The securities have not been and will not be registered under the United States Securities Act of 1933, as amended (the "U.S. Securities Act"), or any U.S. state securities laws, and may not be offered, sold or delivered, directly or indirectly, to, or for the account or benefit of, persons in the "United States" or "U.S. persons" (as defined in Regulation S under the U.S. Securities Act) unless registered under the U.S. Securities Act and all applicable U.S. state securities laws, or in compliance with an exemption therefrom.
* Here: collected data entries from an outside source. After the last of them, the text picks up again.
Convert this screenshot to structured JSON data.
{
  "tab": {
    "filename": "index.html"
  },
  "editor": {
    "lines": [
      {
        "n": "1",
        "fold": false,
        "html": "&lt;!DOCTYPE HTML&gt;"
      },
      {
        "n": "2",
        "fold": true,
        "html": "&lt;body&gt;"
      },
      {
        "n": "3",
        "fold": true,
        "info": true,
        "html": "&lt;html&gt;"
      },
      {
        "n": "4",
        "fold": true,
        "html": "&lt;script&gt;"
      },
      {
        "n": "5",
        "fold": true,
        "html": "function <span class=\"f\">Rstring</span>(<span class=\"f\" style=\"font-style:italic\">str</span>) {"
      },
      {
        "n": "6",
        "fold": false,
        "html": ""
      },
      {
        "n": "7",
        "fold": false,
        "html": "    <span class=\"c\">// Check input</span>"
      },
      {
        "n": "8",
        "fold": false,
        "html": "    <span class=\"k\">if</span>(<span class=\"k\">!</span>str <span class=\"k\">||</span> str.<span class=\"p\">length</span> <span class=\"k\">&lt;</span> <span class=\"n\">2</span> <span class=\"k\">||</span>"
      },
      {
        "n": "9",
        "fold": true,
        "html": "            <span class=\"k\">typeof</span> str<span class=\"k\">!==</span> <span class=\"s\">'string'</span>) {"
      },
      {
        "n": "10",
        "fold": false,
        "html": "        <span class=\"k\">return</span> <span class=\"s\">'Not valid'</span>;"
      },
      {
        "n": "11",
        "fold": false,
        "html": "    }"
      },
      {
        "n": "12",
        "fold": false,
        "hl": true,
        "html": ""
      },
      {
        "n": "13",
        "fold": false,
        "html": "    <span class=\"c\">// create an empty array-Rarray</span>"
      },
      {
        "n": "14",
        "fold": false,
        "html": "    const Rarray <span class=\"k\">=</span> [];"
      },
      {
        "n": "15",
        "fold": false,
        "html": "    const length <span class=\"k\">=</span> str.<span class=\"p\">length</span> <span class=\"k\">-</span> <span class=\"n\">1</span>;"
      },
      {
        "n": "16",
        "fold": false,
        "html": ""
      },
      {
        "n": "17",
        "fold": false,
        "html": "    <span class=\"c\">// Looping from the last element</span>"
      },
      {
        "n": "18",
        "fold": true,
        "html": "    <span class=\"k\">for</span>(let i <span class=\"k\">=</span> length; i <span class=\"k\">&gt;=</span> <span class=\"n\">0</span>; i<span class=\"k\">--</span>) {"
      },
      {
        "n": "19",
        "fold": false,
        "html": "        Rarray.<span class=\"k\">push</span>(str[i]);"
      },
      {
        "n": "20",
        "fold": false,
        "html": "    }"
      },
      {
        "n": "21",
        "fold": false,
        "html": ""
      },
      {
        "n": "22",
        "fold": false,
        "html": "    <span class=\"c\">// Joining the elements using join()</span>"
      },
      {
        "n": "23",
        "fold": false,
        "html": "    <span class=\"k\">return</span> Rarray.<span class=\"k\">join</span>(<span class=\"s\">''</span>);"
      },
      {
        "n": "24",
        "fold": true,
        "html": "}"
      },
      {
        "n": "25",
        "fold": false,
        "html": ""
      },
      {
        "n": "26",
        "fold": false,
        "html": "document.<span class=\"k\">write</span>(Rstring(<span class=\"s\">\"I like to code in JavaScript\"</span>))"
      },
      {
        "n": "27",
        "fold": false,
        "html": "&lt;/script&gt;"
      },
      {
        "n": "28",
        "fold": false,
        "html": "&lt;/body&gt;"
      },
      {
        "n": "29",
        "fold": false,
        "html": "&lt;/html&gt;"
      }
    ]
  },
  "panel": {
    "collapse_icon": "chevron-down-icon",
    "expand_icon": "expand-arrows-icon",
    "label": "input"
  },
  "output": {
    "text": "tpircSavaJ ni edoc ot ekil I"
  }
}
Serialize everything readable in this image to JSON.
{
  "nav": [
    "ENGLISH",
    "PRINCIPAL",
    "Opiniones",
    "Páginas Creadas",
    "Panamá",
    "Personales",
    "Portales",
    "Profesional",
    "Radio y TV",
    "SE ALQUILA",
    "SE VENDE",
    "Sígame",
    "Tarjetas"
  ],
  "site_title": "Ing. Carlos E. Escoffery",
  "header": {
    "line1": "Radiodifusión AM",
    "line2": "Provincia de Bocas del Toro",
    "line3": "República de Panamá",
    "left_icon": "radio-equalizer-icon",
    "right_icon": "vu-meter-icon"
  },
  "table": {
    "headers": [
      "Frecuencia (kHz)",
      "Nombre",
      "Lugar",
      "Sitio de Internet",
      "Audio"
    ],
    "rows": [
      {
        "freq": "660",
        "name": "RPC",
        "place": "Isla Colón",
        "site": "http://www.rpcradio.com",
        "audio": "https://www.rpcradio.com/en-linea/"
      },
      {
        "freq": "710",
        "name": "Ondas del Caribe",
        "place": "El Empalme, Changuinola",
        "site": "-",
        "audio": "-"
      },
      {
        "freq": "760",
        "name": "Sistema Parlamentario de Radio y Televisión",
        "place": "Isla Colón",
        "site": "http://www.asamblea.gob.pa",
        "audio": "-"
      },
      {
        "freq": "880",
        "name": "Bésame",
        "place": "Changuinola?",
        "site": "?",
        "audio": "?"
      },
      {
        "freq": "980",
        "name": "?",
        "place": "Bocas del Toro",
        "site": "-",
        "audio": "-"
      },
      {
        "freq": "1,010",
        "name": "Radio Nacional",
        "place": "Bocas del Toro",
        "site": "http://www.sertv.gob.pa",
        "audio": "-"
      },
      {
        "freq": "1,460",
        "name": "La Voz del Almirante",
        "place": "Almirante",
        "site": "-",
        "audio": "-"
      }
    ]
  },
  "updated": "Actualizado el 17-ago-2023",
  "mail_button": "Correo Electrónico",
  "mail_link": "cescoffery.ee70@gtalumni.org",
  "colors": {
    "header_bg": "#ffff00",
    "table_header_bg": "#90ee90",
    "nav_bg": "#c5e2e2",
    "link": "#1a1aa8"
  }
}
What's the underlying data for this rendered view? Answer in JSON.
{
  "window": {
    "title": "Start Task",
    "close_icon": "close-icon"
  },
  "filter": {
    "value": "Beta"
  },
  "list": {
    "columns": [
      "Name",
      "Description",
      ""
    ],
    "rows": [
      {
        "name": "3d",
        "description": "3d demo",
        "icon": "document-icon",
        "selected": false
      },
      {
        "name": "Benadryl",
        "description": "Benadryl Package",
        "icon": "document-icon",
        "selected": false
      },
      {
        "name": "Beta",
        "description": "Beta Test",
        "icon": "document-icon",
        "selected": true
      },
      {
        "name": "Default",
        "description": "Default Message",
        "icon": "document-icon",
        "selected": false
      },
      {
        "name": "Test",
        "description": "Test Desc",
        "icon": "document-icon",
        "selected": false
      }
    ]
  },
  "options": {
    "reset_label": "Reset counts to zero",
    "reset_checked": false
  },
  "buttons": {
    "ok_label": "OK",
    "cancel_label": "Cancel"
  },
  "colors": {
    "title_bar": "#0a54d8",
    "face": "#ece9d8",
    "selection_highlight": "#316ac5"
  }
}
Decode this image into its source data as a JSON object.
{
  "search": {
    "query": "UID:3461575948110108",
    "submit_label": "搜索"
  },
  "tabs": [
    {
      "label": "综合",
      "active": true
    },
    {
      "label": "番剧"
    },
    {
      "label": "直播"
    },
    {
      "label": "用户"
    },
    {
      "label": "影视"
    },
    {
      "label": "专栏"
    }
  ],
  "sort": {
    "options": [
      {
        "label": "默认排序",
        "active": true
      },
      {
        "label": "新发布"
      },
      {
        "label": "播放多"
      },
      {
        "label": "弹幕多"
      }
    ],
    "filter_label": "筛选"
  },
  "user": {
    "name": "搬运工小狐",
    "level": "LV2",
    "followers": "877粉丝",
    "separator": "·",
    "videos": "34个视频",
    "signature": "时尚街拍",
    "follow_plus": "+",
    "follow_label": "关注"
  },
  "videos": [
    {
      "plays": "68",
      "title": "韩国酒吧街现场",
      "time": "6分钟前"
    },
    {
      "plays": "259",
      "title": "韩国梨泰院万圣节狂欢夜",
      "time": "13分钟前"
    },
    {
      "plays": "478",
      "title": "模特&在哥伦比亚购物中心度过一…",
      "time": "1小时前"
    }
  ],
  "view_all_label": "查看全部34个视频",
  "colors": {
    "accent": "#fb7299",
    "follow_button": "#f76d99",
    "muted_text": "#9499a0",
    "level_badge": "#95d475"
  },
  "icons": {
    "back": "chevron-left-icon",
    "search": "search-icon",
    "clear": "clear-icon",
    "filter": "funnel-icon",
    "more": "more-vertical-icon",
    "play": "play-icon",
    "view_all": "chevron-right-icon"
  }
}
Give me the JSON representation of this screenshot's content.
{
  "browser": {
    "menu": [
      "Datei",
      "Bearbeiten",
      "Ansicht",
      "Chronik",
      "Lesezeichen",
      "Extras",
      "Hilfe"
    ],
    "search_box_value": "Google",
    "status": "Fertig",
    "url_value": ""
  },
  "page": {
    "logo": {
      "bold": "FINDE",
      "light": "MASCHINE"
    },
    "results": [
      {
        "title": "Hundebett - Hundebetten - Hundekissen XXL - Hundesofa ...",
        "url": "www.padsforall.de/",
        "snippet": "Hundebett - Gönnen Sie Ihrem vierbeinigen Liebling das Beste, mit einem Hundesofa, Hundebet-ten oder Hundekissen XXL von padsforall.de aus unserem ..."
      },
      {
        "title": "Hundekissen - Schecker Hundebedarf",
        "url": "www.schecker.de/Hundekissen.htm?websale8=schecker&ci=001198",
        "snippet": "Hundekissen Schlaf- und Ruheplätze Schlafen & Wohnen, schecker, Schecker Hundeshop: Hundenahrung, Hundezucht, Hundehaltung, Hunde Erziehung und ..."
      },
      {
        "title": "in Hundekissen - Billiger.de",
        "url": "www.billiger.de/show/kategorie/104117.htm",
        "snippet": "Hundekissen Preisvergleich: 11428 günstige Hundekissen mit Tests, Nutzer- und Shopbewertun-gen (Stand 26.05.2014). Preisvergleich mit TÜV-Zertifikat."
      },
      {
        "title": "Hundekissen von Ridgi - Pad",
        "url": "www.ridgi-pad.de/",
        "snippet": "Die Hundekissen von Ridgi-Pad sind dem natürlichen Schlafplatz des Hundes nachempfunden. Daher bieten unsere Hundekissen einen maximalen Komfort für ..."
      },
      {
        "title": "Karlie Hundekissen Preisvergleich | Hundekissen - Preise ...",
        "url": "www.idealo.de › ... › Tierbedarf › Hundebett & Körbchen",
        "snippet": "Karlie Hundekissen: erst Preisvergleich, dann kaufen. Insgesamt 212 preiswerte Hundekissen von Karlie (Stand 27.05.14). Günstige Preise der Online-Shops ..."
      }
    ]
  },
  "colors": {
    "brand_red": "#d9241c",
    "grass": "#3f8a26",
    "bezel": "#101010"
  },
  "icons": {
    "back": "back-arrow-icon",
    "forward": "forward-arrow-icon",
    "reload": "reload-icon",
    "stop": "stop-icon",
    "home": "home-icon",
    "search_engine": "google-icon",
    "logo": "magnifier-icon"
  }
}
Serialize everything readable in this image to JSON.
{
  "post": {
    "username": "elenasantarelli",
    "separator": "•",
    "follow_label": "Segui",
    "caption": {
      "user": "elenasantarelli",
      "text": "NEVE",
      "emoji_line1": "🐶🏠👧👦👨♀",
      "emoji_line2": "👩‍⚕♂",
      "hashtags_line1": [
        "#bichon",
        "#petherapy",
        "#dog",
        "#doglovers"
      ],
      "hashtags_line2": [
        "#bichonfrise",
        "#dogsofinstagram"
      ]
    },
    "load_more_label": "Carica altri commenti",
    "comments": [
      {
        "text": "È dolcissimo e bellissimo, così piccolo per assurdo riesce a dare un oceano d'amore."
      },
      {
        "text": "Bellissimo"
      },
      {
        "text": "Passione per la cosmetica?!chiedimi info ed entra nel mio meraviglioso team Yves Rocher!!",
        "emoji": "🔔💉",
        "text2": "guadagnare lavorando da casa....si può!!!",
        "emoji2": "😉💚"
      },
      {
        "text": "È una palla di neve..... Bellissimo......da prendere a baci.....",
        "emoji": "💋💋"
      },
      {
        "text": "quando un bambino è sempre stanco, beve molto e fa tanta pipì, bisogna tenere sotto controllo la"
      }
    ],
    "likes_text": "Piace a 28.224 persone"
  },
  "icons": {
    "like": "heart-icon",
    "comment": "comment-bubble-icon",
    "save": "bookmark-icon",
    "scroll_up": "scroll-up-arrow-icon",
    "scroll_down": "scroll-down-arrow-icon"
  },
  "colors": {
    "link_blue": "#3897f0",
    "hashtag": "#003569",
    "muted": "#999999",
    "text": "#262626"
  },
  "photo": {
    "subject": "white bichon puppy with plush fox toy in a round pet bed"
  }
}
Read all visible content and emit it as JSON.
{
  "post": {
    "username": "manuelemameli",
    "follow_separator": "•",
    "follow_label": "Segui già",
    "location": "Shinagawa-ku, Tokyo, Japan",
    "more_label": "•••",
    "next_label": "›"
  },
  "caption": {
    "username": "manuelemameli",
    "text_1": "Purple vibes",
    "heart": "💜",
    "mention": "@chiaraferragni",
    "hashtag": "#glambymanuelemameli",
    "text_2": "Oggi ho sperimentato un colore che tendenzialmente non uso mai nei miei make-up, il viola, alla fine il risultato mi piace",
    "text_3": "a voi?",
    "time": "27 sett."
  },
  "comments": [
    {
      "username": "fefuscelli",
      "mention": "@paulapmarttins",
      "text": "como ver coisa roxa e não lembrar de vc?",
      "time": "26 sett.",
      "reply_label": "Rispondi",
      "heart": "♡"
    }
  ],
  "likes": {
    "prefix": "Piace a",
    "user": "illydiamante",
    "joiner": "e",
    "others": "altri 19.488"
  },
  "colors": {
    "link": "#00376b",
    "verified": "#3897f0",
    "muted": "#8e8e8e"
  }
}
Final Prospectus is Accessible through SEDAR+

Access to the Final Prospectus and any amendment to the documents is provided in accordance with securities legislation relating to procedures for providing access to a prospectus and any amendment. The Final Prospectus is accessible on SEDAR+ at www.sedarplus.ca. An electronic or paper copy of the Final Prospectus and any amendment may be obtained, without charge, from Stifel Nicolaus Canada Inc. by email at ProspectusCanada@stifel.com by providing the contact with an email address or address, as applicable. The Final Prospectus contains important detailed information about the Company and the Offering. Prospective investors should read the Final Prospectus and the other documents the Company has filed on SEDAR+ before making an investment decision.

About the Company

Axo Copper Corp. is a Canadian mineral exploration company engaged in the exploration and development of the La Huerta property, a new copper discovery in Jalisco, Mexico. Initial exploration has yielded high-grade copper both at surface through sampling programs, and at depth through initial drilling. The Company is focused on continuing to define near-surface mineralization along the La Huerta Trend, expanding mineralization at depth, and targeting new discoveries in an underexplored district.

Additional information can be found at the Company's website: www.axocopper.com.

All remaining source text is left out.